Wednesday, December 20, 2023 – Ugandan traders at the Arubaine border market in Busia Municipality are concerned over the rate at which Kenyan traders are shunning their goods.
According to reports, the traders were forced to throw away oranges at the border after their Kenyan counterparts opted to deal directly with farmers to avoid incurring more costs.
In defence of their decision, the Kenyan traders alleged that the Ugandan shilling had strengthened against the Kenyan currency, thus affecting the value and quantity of goods.
According to Kenyan businessmen, Ksh20,000 was equivalent to Ush700,000 a few months ago, but the same amount of money can only fetch them goods worth Ush450,000 to 489,000 as per the current valuation.
Joseph Muduwa, a Ugandan trader, revealed that they were assessing their options as the orange business was no longer lucrative.
“Orange business was booming, but that is no longer the case. I have been forced to throw away sacks of Oranges after they started rotting,” Muduwa lamented.
Maureen Nafula added that the decision by Kenyan traders to drive and buy goods from the farmers was detrimental as they were all competing for the same market.
Bank CEOs predicted a worse economic outlook in 2024, warning that the shilling may fall past the Ksh153.90 mark against the US dollar.

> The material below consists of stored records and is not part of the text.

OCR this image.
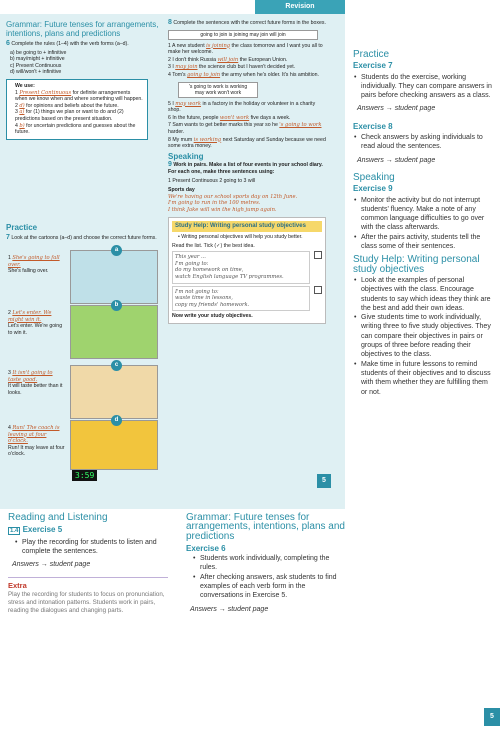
Revision
Grammar: Future tenses for arrangements, intentions, plans and predictions
6 Complete the rules (1–4) with the verb forms (a–d).
a) be going to + infinitive
b) may/might + infinitive
c) Present Continuous
d) will/won't + infinitive
We use:
1 Present Continuous for definite arrangements when we know when and where something will happen.
2 d) for opinions and beliefs about the future.
3 a) for (1) things we plan or want to do and (2) predictions based on the present situation.
4 b) for uncertain predictions and guesses about the future.
Practice
7 Look at the cartoons (a–d) and choose the correct future forms.
1 She's going to fall over.
She's falling over.
a
2 Let's enter. We might win it.
Let's enter. We're going to win it.
b
3 It isn't going to taste good.
It will taste better than it looks.
c
4 Run! The coach is leaving at four o'clock.
Run! It may leave at four o'clock.
d
3:59
8 Complete the sentences with the correct future forms in the boxes.
going to join is joining may join will join
1 A new student is joining the class tomorrow and I want you all to make her welcome.
2 I don't think Russia will join the European Union.
3 I may join the science club but I haven't decided yet.
4 Tom's going to join the army when he's older. It's his ambition.
's going to work is working
may work won't work
5 I may work in a factory in the holiday or volunteer in a charity shop.
6 In the future, people won't work five days a week.
7 Sam wants to get better marks this year so he 's going to work harder.
8 My mum is working next Saturday and Sunday because we need some extra money.
Speaking
9 Work in pairs. Make a list of four events in your school diary. For each one, make three sentences using:
1 Present Continuous 2 going to 3 will
Sports day
We're having our school sports day on 12th June.
I'm going to run in the 100 metres.
I think Jake will win the high jump again.
Study Help: Writing personal study objectives
• Writing personal objectives will help you study better.
Read the list. Tick (✓) the best idea.
This year ...
I'm going to:
do my homework on time,
watch English language TV programmes.
I'm not going to:
waste time in lessons,
copy my friends' homework.
Now write your study objectives.
5
Practice
Exercise 7
• Students do the exercise, working individually. They can compare answers in pairs before checking answers as a class.
Answers → student page
Exercise 8
• Check answers by asking individuals to read aloud the sentences.
Answers → student page
Speaking
Exercise 9
• Monitor the activity but do not interrupt students' fluency. Make a note of any common language difficulties to go over with the class afterwards.
• After the pairs activity, students tell the class some of their sentences.
Study Help: Writing personal study objectives
• Look at the examples of personal objectives with the class. Encourage students to say which ideas they think are the best and add their own ideas.
• Give students time to work individually, writing three to five study objectives. They can compare their objectives in pairs or groups of three before reading their objectives to the class.
• Make time in future lessons to remind students of their objectives and to discuss with them whether they are fulfilling them or not.
Reading and Listening
1.4 Exercise 5
• Play the recording for students to listen and complete the sentences.
Answers → student page
Extra
Play the recording for students to focus on pronunciation, stress and intonation patterns. Students work in pairs, reading the dialogues and changing parts.
Grammar: Future tenses for arrangements, intentions, plans and predictions
Exercise 6
• Students work individually, completing the rules.
• After checking answers, ask students to find examples of each verb form in the conversations in Exercise 5.
Answers → student page
5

The CEOs, in the survey conducted by the Central Bank of Kenya (CBK), warned that the local currency may be affected by Kenya’s maturing debt and persistent dollar demand by importers.
Reduced foreign direct investments was also highlighted as a major cause of the shilling losing value against the dollar.
However, others argued that increased diaspora remittances would reduce pressure on the demand for hard currencies.